Figure 3. Bayesian network relating gene–metabolite interactions to metabolomic and transcriptomic data and to metabolite class.

(A) Overview of Bayesian integration procedure. Transcript and metabolite data were used to compute correlations between genes and metabolites over time under different experimental conditions. These correlations, along with a set of positive and negative examples obtained from KEGG, were used to train a Bayesian network. (B) Structure of the Bayesian network. This four-node network states that the variables corresponding to gene–metabolite correlations observed under either nitrogen or carbon starvation depend on the class of the metabolite involved, and whether or not a functional relationship between the gene and metabolite exists. The rounded boxes by each node represent the possible values that the nodes can take. (C) Conditional probability distributions learned from the experimental data. The parameters of the Bayesian network were computed from the experimental data and the set of positive and negative examples of gene–metabolite functional interactions. The light gray line gives the probability (y-axis) that, given no functional relationship, one would observe a given correlation (x-axis); the dark gray line gives the corresponding probability if given a true functional relationship instead. (D) Conditional probability distributions represented as log-odds scores. The sign of the bar corresponds to whether observing a certain strength and direction of correlation is more likely for a true functional relationship (positive) or for no functional relationship (negative), while the magnitude of the bar corresponds to how much more likely this is.

Figure 4. Precision-recall curve (PRC) showing the superior performance of context-sensitive Bayesian integration (dark gray line), as compared to overall strength of gene–metabolite concentration correlation (light gray line), for identifying gene–metabolite functional interactions from transcriptomic and metabolomic data.

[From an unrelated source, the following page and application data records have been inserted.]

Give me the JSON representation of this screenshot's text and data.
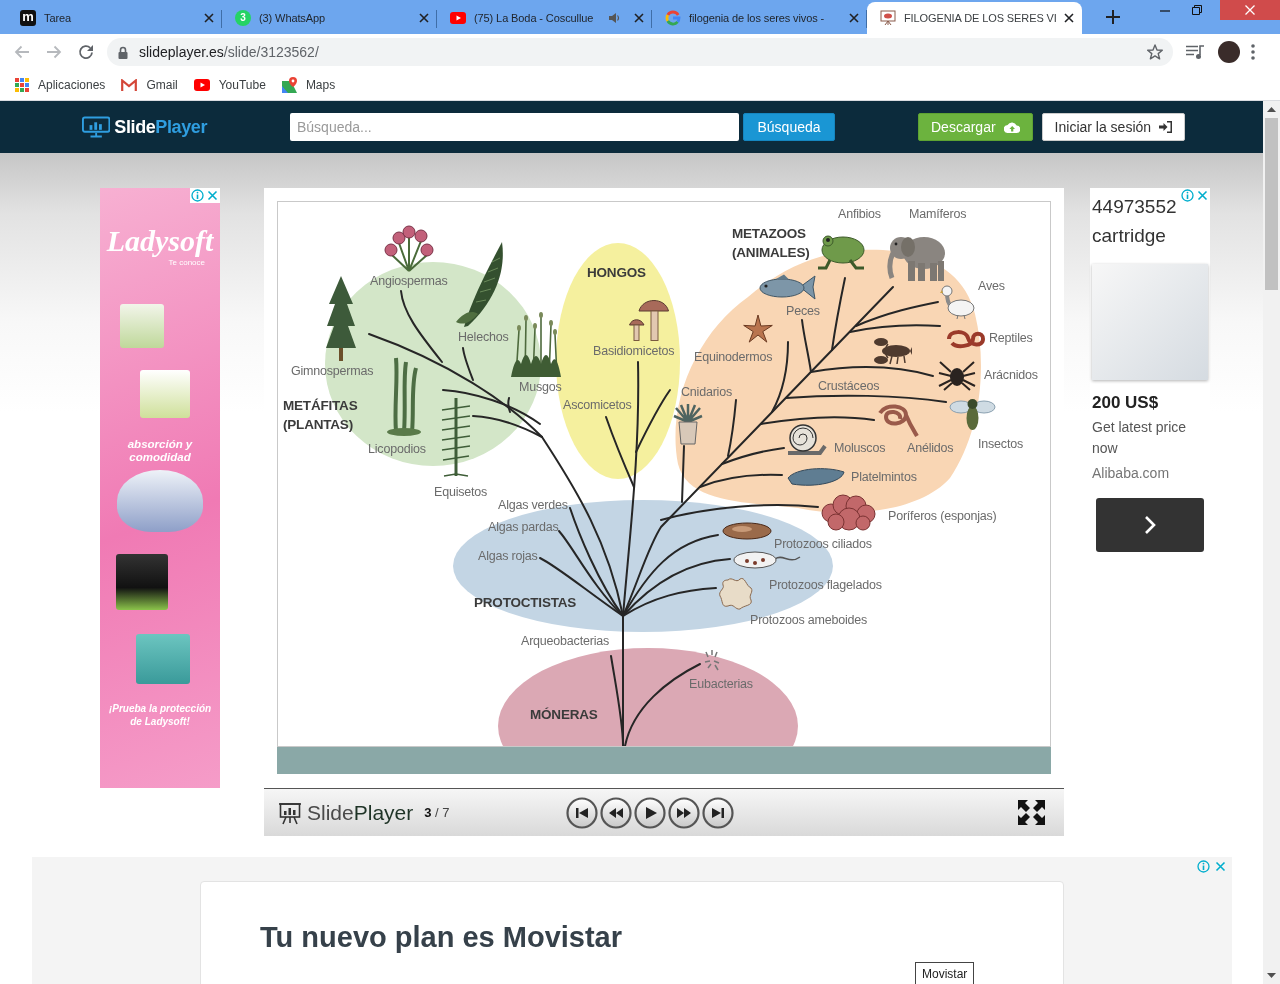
{
  "browser": {
    "tabs": [
      {
        "title": "Tarea",
        "kind": "letter",
        "icon_text": "m",
        "audio": false,
        "selected": false
      },
      {
        "title": "(3) WhatsApp",
        "kind": "chat",
        "icon_text": "3",
        "audio": false,
        "selected": false
      },
      {
        "title": "(75) La Boda - Coscullue",
        "kind": "video",
        "audio": true,
        "selected": false
      },
      {
        "title": "filogenia de los seres vivos -",
        "kind": "search",
        "audio": false,
        "selected": false
      },
      {
        "title": "FILOGENIA DE LOS SERES VI",
        "kind": "slides",
        "audio": false,
        "selected": true
      }
    ],
    "back": {
      "disabled": true
    },
    "forward": {
      "disabled": true
    },
    "address": {
      "host": "slideplayer.es",
      "path": "/slide/3123562/"
    },
    "bookmarks": [
      {
        "label": "Aplicaciones",
        "kind": "apps"
      },
      {
        "label": "Gmail",
        "kind": "mail"
      },
      {
        "label": "YouTube",
        "kind": "video"
      },
      {
        "label": "Maps",
        "kind": "map"
      }
    ]
  },
  "site_header": {
    "logo": [
      "Slide",
      "Player"
    ],
    "search": {
      "placeholder": "Búsqueda..."
    },
    "search_button": "Búsqueda",
    "download_button": "Descargar",
    "login_button": "Iniciar la sesión"
  },
  "left_ad": {
    "logo": "Ladysoft",
    "tagline": "Te conoce",
    "claim": "absorción y comodidad",
    "slogan": "¡Prueba la protección de Ladysoft!"
  },
  "slide": {
    "groups": [
      {
        "title": [
          "METÁFITAS",
          "(PLANTAS)"
        ],
        "color": "#d3e6c8",
        "labels": [
          "Angiospermas",
          "Gimnospermas",
          "Helechos",
          "Musgos",
          "Licopodios",
          "Equisetos"
        ]
      },
      {
        "title": [
          "HONGOS"
        ],
        "color": "#f5f09e",
        "labels": [
          "Basidiomicetos",
          "Ascomicetos"
        ]
      },
      {
        "title": [
          "METAZOOS",
          "(ANIMALES)"
        ],
        "color": "#f9d6b4",
        "labels": [
          "Anfibios",
          "Mamíferos",
          "Aves",
          "Peces",
          "Equinodermos",
          "Reptiles",
          "Crustáceos",
          "Arácnidos",
          "Cnidarios",
          "Insectos",
          "Moluscos",
          "Anélidos",
          "Platelmintos",
          "Poríferos (esponjas)"
        ]
      },
      {
        "title": [
          "PROTOCTISTAS"
        ],
        "color": "#c3d5e4",
        "labels": [
          "Algas verdes",
          "Algas pardas",
          "Algas rojas",
          "Protozoos ciliados",
          "Protozoos flagelados",
          "Protozoos ameboides"
        ]
      },
      {
        "title": [
          "MÓNERAS"
        ],
        "color": "#dba8b4",
        "labels": [
          "Arqueobacterias",
          "Eubacterias"
        ]
      }
    ],
    "player": {
      "logo": [
        "Slide",
        "Player"
      ],
      "counter": "**3** / 7"
    }
  },
  "right_ad": {
    "title": "44973552 cartridge",
    "price": "200 US$",
    "cta": "Get latest price now",
    "source": "Alibaba.com"
  },
  "bottom_ad": {
    "title": "Tu nuevo plan es Movistar",
    "advertiser": "Movistar"
  }
}
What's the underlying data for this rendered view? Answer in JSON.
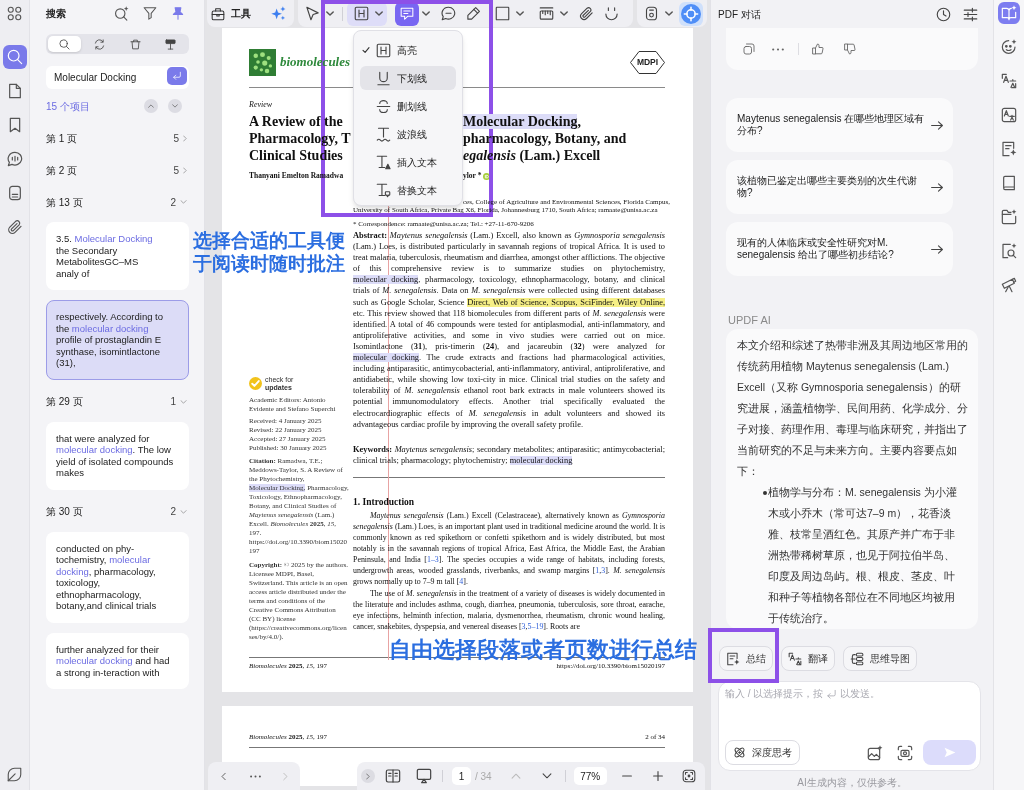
{
  "left_rail": [
    {
      "kind": "search",
      "selected": true
    },
    {
      "kind": "pages",
      "selected": false
    },
    {
      "kind": "bookmark",
      "selected": false
    },
    {
      "kind": "comment",
      "selected": false
    },
    {
      "kind": "form",
      "selected": false
    },
    {
      "kind": "attachment",
      "selected": false
    }
  ],
  "search_panel": {
    "title": "搜索",
    "scopes": [
      {
        "kind": "search",
        "selected": true
      },
      {
        "kind": "replace",
        "selected": false
      },
      {
        "kind": "delete",
        "selected": false
      },
      {
        "kind": "redact",
        "selected": false
      }
    ],
    "query": "Molecular Docking",
    "result_count": "15 个项目",
    "groups": [
      {
        "label": "第 1 页",
        "count": "5",
        "expanded": false
      },
      {
        "label": "第 2 页",
        "count": "5",
        "expanded": false
      },
      {
        "label": "第 13 页",
        "count": "2",
        "expanded": true,
        "results": [
          {
            "before": "3.5. ",
            "match": "Molecular Docking",
            "after": " the Secondary MetabolitesGC–MS analy of",
            "selected": false
          },
          {
            "before": "respectively. According to the ",
            "match": "molecular docking",
            "after": " profile of prostaglandin E synthase, isomintlactone (31),",
            "selected": true
          }
        ]
      },
      {
        "label": "第 29 页",
        "count": "1",
        "expanded": true,
        "results": [
          {
            "before": "that were analyzed for ",
            "match": "molecular docking",
            "after": ". The low yield of isolated compounds makes",
            "selected": false
          }
        ]
      },
      {
        "label": "第 30 页",
        "count": "2",
        "expanded": true,
        "results": [
          {
            "before": "conducted on phy-tochemistry, ",
            "match": "molecular docking",
            "after": ", pharmacology, toxicology, ethnopharmacology, botany,and clinical trials",
            "selected": false
          },
          {
            "before": "further analyzed for their ",
            "match": "molecular docking",
            "after": " and had a strong in-teraction with",
            "selected": false
          }
        ]
      }
    ]
  },
  "toolbar": {
    "tools_label": "工具",
    "tools": [
      {
        "kind": "select",
        "dropdown": true,
        "selected": false
      },
      {
        "kind": "highlight",
        "dropdown": true,
        "selected": false,
        "expanded": true
      },
      {
        "kind": "note",
        "dropdown": true,
        "selected": true
      },
      {
        "kind": "comment",
        "selected": false
      },
      {
        "kind": "pencil",
        "selected": false
      },
      {
        "kind": "shape",
        "dropdown": true,
        "selected": false
      },
      {
        "kind": "measure",
        "dropdown": true,
        "selected": false
      },
      {
        "kind": "attach",
        "selected": false
      },
      {
        "kind": "sticker",
        "selected": false
      }
    ],
    "extra_tools": [
      {
        "kind": "stamp",
        "dropdown": true,
        "selected": false
      },
      {
        "kind": "ai",
        "selected": true
      }
    ]
  },
  "markup_menu": [
    {
      "kind": "highlight",
      "label": "高亮",
      "checked": true,
      "selected": false
    },
    {
      "kind": "underline",
      "label": "下划线",
      "checked": false,
      "selected": true
    },
    {
      "kind": "strikeout",
      "label": "删划线",
      "checked": false,
      "selected": false
    },
    {
      "kind": "squiggly",
      "label": "波浪线",
      "checked": false,
      "selected": false
    },
    {
      "kind": "insert",
      "label": "插入文本",
      "checked": false,
      "selected": false
    },
    {
      "kind": "replace",
      "label": "替换文本",
      "checked": false,
      "selected": false
    }
  ],
  "document": {
    "journal": "biomolecules",
    "publisher": "MDPI",
    "article_type": "Review",
    "title_lines": [
      {
        "left": "A Review of the",
        "right": [
          {
            "kind": "highlight",
            "text": "Molecular Docking",
            "color": "#dcdcf8"
          },
          {
            "kind": "text",
            "text": ","
          }
        ]
      },
      {
        "left": "Pharmacology, T",
        "right": [
          {
            "kind": "text",
            "text": "pharmacology, Botany, and"
          }
        ]
      },
      {
        "left": "Clinical Studies",
        "right": [
          {
            "kind": "text",
            "text": "*egalensis* (Lam.) Excell"
          }
        ]
      }
    ],
    "authors": {
      "left": "Thanyani Emelton Ramadwa",
      "right": "ylor *"
    },
    "affiliations": [
      {
        "kind": "partial",
        "text": "ces, College of Agriculture and Environmental Sciences, Florida Campus,"
      },
      {
        "kind": "full",
        "text": "University of South Africa, Private Bag X6, Florida, Johannesburg 1710, South Africa; ramaate@unisa.ac.za"
      },
      {
        "kind": "full",
        "text": "* Correspondence: ramaate@unisa.ac.za; Tel.: +27-11-670-9206"
      }
    ],
    "side_notes": {
      "badge": "check for **updates**",
      "editors": "Academic Editors: Antonio Evidente and Stefano Superchi",
      "dates": [
        "Received: 4 January 2025",
        "Revised: 22 January 2025",
        "Accepted: 27 January 2025",
        "Published: 30 January 2025"
      ],
      "citation": [
        {
          "kind": "text",
          "text": "**Citation:** Ramadwa, T.E.; Meddows-Taylor, S. A Review of the Phytochemistry, "
        },
        {
          "kind": "highlight",
          "text": "Molecular Docking,",
          "color": "#dcdcf8"
        },
        {
          "kind": "text",
          "text": " Pharmacology, Toxicology, Ethnopharmacology, Botany, and Clinical Studies of *Maytenus senegalensis* (Lam.) Excell. *Biomolecules* **2025**, *15*, 197. https://doi.org/10.3390/biom15020197"
        }
      ],
      "copyright": "**Copyright:** © 2025 by the authors. Licensee MDPI, Basel, Switzerland. This article is an open access article distributed under the terms and conditions of the Creative Commons Attribution (CC BY) license (https://creativecommons.org/licenses/by/4.0/)."
    },
    "abstract": [
      {
        "kind": "text",
        "text": "**Abstract:** *Maytenus senegalensis* (Lam.) Excell, also known as *Gymnosporia senegalensis* (Lam.) Loes, is distributed particularly in savannah regions of tropical Africa. It is used to treat malaria, tuberculosis, rheumatism and diarrhea, amongst other afflictions. The objective of this comprehensive review is to summarize studies on phytochemistry, "
      },
      {
        "kind": "highlight",
        "text": "molecular docking",
        "color": "#dcdcf8"
      },
      {
        "kind": "text",
        "text": ", pharmacology, toxicology, ethnopharmacology, botany, and clinical trials of *M. senegalensis*. Data on *M. senegalensis* were collected using different databases such as Google Scholar, Science "
      },
      {
        "kind": "highlight",
        "text": "Direct, Web of Science, Scopus, SciFinder, Wiley Online,",
        "color": "#f6ef86"
      },
      {
        "kind": "text",
        "text": " etc. This review showed that 118 biomolecules from different parts of *M. senegalensis* were identified. A total of 46 compounds were tested for antiplasmodial, anti-inflammatory, and antiproliferative activities, and some in vivo studies were carried out on mice. Isomintlactone (**31**), pris-timerin (**24**), and jacareubin (**32**) were analyzed for "
      },
      {
        "kind": "highlight",
        "text": "molecular docking",
        "color": "#dcdcf8"
      },
      {
        "kind": "text",
        "text": ". The crude extracts and fractions had pharmacological activities, including antiparasitic, antimycobacterial, anti-inflammatory, antiviral, antiproliferative, and antidiabetic, while showing low toxi-city in mice. Clinical trial studies on the safety and tolerability of *M. senegalensis* ethanol root bark extracts in male volunteers showed its potential immunomodulatory effects. Another trial specifically evaluated the electrocardiographic effects of *M. senegalensis* in adult volunteers and showed its advantageous cardiac profile by improving the overall safety profile."
      }
    ],
    "keywords": [
      {
        "kind": "text",
        "text": "**Keywords:** *Maytenus senegalensis*; secondary metabolites; antiparasitic; antimycobacterial; clinical trials; pharmacology; phytochemistry; "
      },
      {
        "kind": "highlight",
        "text": "molecular docking",
        "color": "#dcdcf8"
      }
    ],
    "section_heading": "1. Introduction",
    "paragraphs": [
      [
        {
          "kind": "text",
          "text": "*Maytenus senegalensis* (Lam.) Excell (Celastraceae), alternatively known as *Gymnosporia senegalensis* (Lam.) Loes, is an important plant used in traditional medicine around the world. It is commonly known as red spikethorn or confetti spikethorn and is widely distributed, but most notably is in the savannah regions of tropical Africa, East Africa, the Middle East, the Arabian Peninsula, and India ["
        },
        {
          "kind": "link",
          "text": "1–3"
        },
        {
          "kind": "text",
          "text": "]. The species occupies a wide range of habitats, including forests, undergrowth areas, wooded grasslands, riverbanks, and swamp margins ["
        },
        {
          "kind": "link",
          "text": "1"
        },
        {
          "kind": "text",
          "text": ","
        },
        {
          "kind": "link",
          "text": "3"
        },
        {
          "kind": "text",
          "text": "]. *M. senegalensis* grows normally up to 7–9 m tall ["
        },
        {
          "kind": "link",
          "text": "4"
        },
        {
          "kind": "text",
          "text": "]."
        }
      ],
      [
        {
          "kind": "text",
          "text": "The use of *M. senegalensis* in the treatment of a variety of diseases is widely documented in the literature and includes asthma, cough, diarrhea, pneumonia, tuberculosis, sore throat, earache, eye infections, helminth infection, malaria, dysmenorrhea, rheumatism, chronic wound healing, cancer, snakebites, dyspepsia, and venereal diseases ["
        },
        {
          "kind": "link",
          "text": "3"
        },
        {
          "kind": "text",
          "text": ","
        },
        {
          "kind": "link",
          "text": "5–19"
        },
        {
          "kind": "text",
          "text": "]. Roots are"
        }
      ]
    ],
    "footer": {
      "left": "*Biomolecules* **2025**, *15*, 197",
      "right": "https://doi.org/10.3390/biom15020197"
    }
  },
  "next_page": {
    "header_left": "*Biomolecules* **2025**, *15*, 197",
    "header_right": "2 of 34"
  },
  "page_nav": {
    "current_page": "1",
    "total_pages": "/ 34",
    "zoom": "77%"
  },
  "chat_panel": {
    "title": "PDF 对话",
    "suggestions": [
      {
        "text": "Maytenus senegalensis 在哪些地理区域有分布?"
      },
      {
        "text": "该植物已鉴定出哪些主要类别的次生代谢物?"
      },
      {
        "text": "现有的人体临床或安全性研究对M. senegalensis 给出了哪些初步结论?"
      }
    ],
    "assistant_label": "UPDF AI",
    "answer": "本文介绍和综述了热带非洲及其周边地区常用的传统药用植物 Maytenus senegalensis (Lam.) Excell（又称 Gymnosporia senegalensis）的研究进展，涵盖植物学、民间用药、化学成分、分子对接、药理作用、毒理与临床研究，并指出了当前研究的不足与未来方向。主要内容要点如下：",
    "answer_points": [
      "植物学与分布：M. senegalensis 为小灌木或小乔木（常可达7–9 m），花香淡雅、枝常呈酒红色。其原产并广布于非洲热带稀树草原，也见于阿拉伯半岛、印度及周边岛屿。根、根皮、茎皮、叶和种子等植物各部位在不同地区均被用于传统治疗。"
    ],
    "actions": [
      {
        "kind": "summarize",
        "label": "总结"
      },
      {
        "kind": "translate",
        "label": "翻译"
      },
      {
        "kind": "mindmap",
        "label": "思维导图"
      }
    ],
    "input": {
      "placeholder": [
        "输入 / 以选择提示，按",
        "以发送。"
      ]
    },
    "deep_think": "深度思考",
    "send_disabled": true,
    "disclaimer": "AI生成内容，仅供参考。"
  },
  "right_rail": [
    {
      "kind": "reader",
      "selected": true
    },
    {
      "kind": "chat",
      "selected": false
    },
    {
      "kind": "translate",
      "selected": false
    },
    {
      "kind": "convert",
      "selected": false
    },
    {
      "kind": "summary",
      "selected": false
    },
    {
      "kind": "book",
      "selected": false
    },
    {
      "kind": "folder",
      "selected": false
    },
    {
      "kind": "inspect",
      "selected": false
    },
    {
      "kind": "telescope",
      "selected": false
    }
  ],
  "callouts": [
    {
      "text": "选择合适的工具便于阅读时随时批注"
    },
    {
      "text": "自由选择段落或者页数进行总结"
    }
  ]
}
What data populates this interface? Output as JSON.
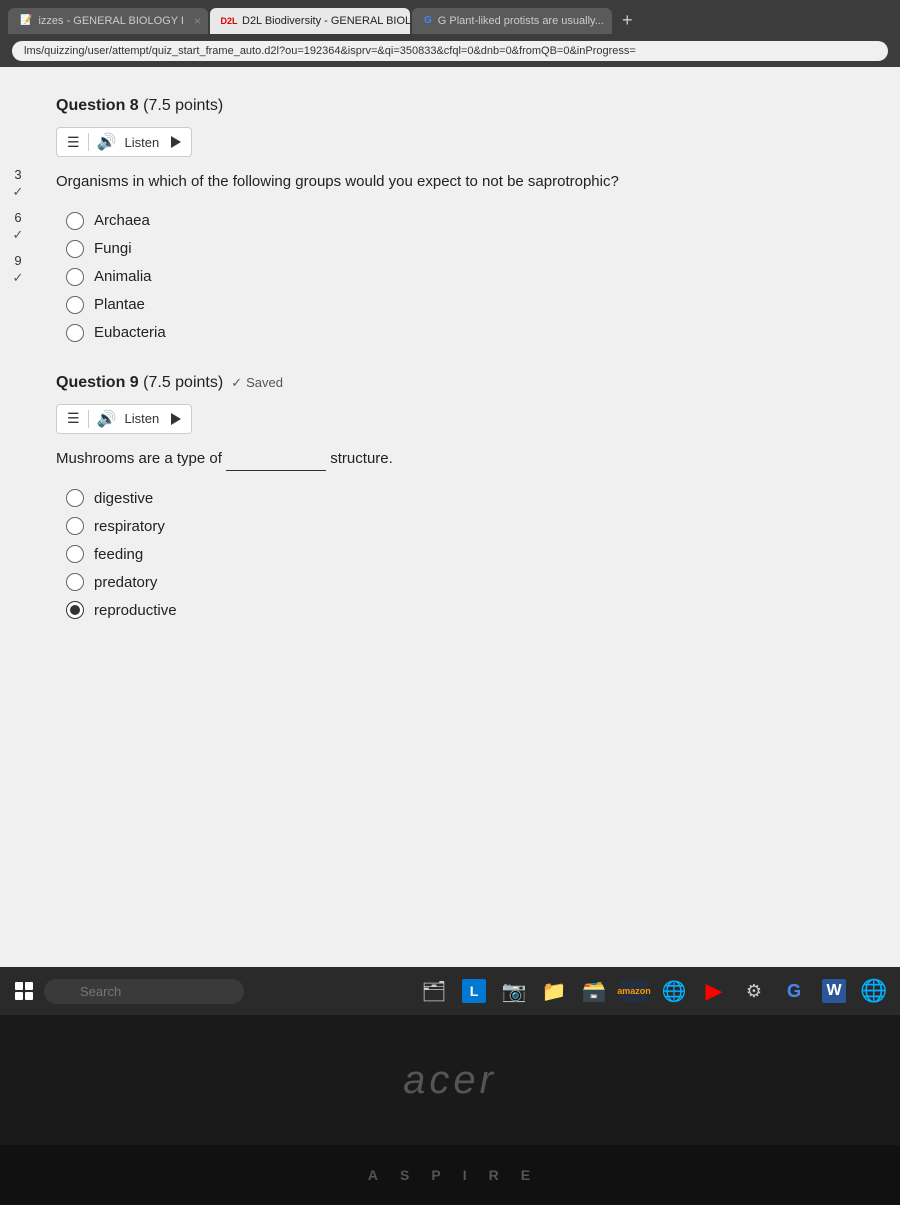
{
  "browser": {
    "tabs": [
      {
        "id": "tab1",
        "label": "izzes - GENERAL BIOLOGY I",
        "active": false,
        "favicon": "📝"
      },
      {
        "id": "tab2",
        "label": "D2L Biodiversity - GENERAL BIOLO...",
        "active": true,
        "favicon": "D2L"
      },
      {
        "id": "tab3",
        "label": "G Plant-liked protists are usually...",
        "active": false,
        "favicon": "G"
      }
    ],
    "address": "lms/quizzing/user/attempt/quiz_start_frame_auto.d2l?ou=192364&isprv=&qi=350833&cfql=0&dnb=0&fromQB=0&inProgress="
  },
  "sidebar": {
    "items": [
      {
        "number": "3",
        "check": "✓"
      },
      {
        "number": "6",
        "check": "✓"
      },
      {
        "number": "9",
        "check": "✓"
      }
    ]
  },
  "questions": [
    {
      "id": "q8",
      "title": "Question 8",
      "points": "(7.5 points)",
      "saved": false,
      "text": "Organisms in which of the following groups would you expect to not be saprotrophic?",
      "options": [
        {
          "label": "Archaea",
          "selected": false
        },
        {
          "label": "Fungi",
          "selected": false
        },
        {
          "label": "Animalia",
          "selected": false
        },
        {
          "label": "Plantae",
          "selected": false
        },
        {
          "label": "Eubacteria",
          "selected": false
        }
      ]
    },
    {
      "id": "q9",
      "title": "Question 9",
      "points": "(7.5 points)",
      "saved": true,
      "saved_label": "Saved",
      "text_before": "Mushrooms are a type of",
      "text_after": "structure.",
      "options": [
        {
          "label": "digestive",
          "selected": false
        },
        {
          "label": "respiratory",
          "selected": false
        },
        {
          "label": "feeding",
          "selected": false
        },
        {
          "label": "predatory",
          "selected": false
        },
        {
          "label": "reproductive",
          "selected": true
        }
      ]
    }
  ],
  "listen_label": "Listen",
  "taskbar": {
    "search_placeholder": "Search",
    "icons": [
      "📁",
      "📄",
      "🎥",
      "📁",
      "🌐",
      "▶",
      "🔧",
      "G",
      "W",
      "G"
    ]
  },
  "acer_logo": "acer",
  "keyboard_letters": [
    "A",
    "S",
    "P",
    "I",
    "R",
    "E"
  ]
}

Recall, or fraction of known positives predicted by the system, is plotted on the X-axis (log scale); precision, or fraction of predictions that are in the training set, is plotted on the Y axis. The Bayesian integration PRC shows greater area under the curve than the correlation PRC, especially in the left-most, highest-confidence regime.

Figure 5. Example of gene regulating the glycolytic–gluconeogenic switch (VID24) that we identified as interacting with the key glycolytic metabolite fructose-1,6-bisphosphate (FBP).

(A) Schematic of reactions involving FBP and VID24. The conversion of FBP to hexose phosphate is catalyzed by fructose-1,6-bisphosphatase (FBP1). Vid24p destroys this enzyme by targeting it to the vacuole for destruction. (B) Scatterplot showing the relationship between VID24 and FBP abundances over carbon starvation (“carbon” in the legend) and nitrogen starvation (“nitrogen” in the legend). As in Figure 2, lines represent linear best-fit curves, calculated separately for each condition (solid lines) or over both conditions (dashed line). VID24 and FBP are inversely correlated under carbon starvation (light gray), but positively correlated under nitrogen starvation (dark gray), as anticipated for a gene interacting with a glycolytic metabolite. VID24 was in the top 3% of predictions made for FBP.